Santiago said, however, “Obviously, numbers are being bloated to scare the people and to discredit the program. Anybody who knows basic mathematics would conclude that P980 is smaller than P30,000 under any circumstance. We are curious where they are getting their numbers because ours is based on actual statistics and documentation.”

Under TOP-CRMS, only container deposit insurance and monitoring fee worth P980 and P3,408 empty container handling service fee must be paid by importers compared to almost P30,000 container deposit in the current existing system, he noted.

Santiago also disputed Lopez’s statement on the refund for returned containers.

“A lot of complaints from customs brokers and importers relate to the extreme delay of return of these container deposits ranging from 6 months to more than a year before anything is returned but with deductions and, a lot of times, not at all,” he said.

Santiago added that based on reports and statistics, less than 10 percent of containers incur any material damage in the hands of importers before they are returned to the shipping lines.

“So the question is, how come the general sentiment of stakeholders is that it takes so long to give these deposits back, if at all?” he asked.

He clarified that the P980 fee already includes the P250 container deposit insurance, of which the provider may be chosen freely by the importer or broker from a list of accredited insurance companies.

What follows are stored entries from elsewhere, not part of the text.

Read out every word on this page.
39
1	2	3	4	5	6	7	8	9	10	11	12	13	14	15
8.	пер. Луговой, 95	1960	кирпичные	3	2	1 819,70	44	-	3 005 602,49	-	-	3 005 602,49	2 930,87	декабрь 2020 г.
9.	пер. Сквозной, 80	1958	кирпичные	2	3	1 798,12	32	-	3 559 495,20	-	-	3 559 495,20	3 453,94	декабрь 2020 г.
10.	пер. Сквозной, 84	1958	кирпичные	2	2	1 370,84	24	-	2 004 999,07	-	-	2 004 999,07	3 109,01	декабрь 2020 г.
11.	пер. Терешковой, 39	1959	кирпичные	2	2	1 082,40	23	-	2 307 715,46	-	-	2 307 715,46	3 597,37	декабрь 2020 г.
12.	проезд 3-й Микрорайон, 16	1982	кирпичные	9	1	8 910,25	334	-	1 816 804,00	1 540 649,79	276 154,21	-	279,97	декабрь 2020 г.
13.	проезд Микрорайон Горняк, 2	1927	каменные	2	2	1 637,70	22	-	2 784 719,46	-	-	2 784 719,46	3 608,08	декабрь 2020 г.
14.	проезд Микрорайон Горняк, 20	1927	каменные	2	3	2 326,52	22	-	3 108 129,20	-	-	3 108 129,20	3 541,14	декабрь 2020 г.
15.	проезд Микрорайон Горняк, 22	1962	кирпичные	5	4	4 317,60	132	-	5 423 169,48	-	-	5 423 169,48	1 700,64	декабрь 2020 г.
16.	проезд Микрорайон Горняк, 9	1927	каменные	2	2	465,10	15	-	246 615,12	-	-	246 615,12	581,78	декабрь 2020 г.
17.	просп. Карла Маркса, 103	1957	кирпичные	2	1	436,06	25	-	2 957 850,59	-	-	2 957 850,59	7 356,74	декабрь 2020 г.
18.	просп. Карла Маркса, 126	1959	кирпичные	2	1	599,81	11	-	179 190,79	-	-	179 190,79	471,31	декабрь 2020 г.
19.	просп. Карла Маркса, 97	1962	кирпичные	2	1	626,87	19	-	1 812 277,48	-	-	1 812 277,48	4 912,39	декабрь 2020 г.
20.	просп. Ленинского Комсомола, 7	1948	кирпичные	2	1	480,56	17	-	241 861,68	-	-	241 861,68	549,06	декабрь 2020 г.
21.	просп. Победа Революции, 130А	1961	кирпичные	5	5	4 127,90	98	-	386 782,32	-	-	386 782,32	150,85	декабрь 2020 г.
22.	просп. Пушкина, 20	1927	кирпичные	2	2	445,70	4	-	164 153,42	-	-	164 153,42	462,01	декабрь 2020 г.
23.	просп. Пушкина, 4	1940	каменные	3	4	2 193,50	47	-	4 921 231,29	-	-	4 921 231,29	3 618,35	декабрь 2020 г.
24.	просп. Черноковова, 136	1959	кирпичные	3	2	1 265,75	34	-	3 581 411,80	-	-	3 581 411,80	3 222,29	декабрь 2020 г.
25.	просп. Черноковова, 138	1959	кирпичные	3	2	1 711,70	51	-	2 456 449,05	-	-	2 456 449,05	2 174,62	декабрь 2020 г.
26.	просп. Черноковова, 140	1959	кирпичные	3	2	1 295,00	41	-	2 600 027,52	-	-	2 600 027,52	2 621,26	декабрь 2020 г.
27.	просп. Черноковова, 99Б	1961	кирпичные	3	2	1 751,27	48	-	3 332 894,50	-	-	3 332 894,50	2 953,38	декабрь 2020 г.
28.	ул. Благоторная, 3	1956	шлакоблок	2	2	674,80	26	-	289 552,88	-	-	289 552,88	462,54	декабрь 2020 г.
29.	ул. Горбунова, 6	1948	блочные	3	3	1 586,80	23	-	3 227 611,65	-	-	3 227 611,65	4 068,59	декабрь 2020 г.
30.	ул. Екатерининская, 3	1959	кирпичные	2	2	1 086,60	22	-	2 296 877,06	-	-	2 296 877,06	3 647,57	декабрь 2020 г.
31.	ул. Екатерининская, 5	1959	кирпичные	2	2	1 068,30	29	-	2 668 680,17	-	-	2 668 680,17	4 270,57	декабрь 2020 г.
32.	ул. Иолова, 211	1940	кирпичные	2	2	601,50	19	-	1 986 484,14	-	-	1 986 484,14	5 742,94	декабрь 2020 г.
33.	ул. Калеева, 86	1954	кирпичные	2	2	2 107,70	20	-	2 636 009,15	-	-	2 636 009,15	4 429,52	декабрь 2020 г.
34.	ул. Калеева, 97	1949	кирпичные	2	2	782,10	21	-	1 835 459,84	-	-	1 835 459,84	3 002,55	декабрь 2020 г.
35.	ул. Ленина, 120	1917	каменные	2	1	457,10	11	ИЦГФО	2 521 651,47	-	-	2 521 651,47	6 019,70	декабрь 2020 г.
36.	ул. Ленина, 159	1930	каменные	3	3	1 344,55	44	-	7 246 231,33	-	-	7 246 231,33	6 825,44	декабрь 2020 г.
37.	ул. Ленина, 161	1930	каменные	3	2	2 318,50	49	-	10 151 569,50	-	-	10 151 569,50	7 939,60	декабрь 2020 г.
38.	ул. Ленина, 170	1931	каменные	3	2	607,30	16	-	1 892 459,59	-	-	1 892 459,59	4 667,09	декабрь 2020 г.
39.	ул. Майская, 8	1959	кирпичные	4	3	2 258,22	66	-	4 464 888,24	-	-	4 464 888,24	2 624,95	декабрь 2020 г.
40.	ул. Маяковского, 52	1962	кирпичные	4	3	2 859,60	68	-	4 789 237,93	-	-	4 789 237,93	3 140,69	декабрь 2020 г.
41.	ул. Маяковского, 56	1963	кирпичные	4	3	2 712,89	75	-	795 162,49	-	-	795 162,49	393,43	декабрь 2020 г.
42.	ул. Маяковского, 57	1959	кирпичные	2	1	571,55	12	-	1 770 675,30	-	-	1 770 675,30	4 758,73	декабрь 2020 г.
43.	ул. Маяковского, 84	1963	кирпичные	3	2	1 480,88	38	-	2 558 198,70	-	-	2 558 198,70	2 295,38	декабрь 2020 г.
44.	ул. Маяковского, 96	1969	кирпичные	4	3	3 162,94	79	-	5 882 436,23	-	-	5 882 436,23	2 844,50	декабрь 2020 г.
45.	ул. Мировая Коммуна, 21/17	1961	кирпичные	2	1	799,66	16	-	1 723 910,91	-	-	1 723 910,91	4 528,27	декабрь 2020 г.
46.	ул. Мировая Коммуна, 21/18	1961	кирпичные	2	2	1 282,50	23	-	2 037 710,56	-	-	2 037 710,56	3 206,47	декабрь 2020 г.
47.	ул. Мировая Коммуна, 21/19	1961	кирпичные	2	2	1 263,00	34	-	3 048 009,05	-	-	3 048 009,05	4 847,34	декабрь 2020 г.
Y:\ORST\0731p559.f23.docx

The TOP-CRMS will be pilot tested at the international ports in the Port of Manila, namely, South Harbor and Manila International Container Terminal and only for foreign inbound containers, the PPA has said,.

“It will not be immediately implemented in all ports in the country and if ever, will only be implemented in PPA ports as part of its mandate to ensure efficient terminal management,” Santiago noted.

Shiptek Solutions won the contract to implement the P980-million TOP-CRMS.

The program is expected to generate as much as 84 percent savings for importers, shippers, truckers, and customs brokers, Santiago said, noting that if the system was implemented in 2022, they could have only paid P1 billion for 1.1 million inbound containers, instead of P23 billion.

“Bottom line is these people want the status quo. But it is indisputable that the status quo is problematic for us Filipinos. Look at the current costs of logistics in our country. It is paralyzing. It is easily determinable where the bulk of these costs can be found. The status quo benefits those opposing the program to the detriment of the ordinary Filipino,” Santiago added.

He emphasized: “They don’t want this to succeed because it will disrupt the status quo from which they have benefited from for decades, and yet look at where we are.”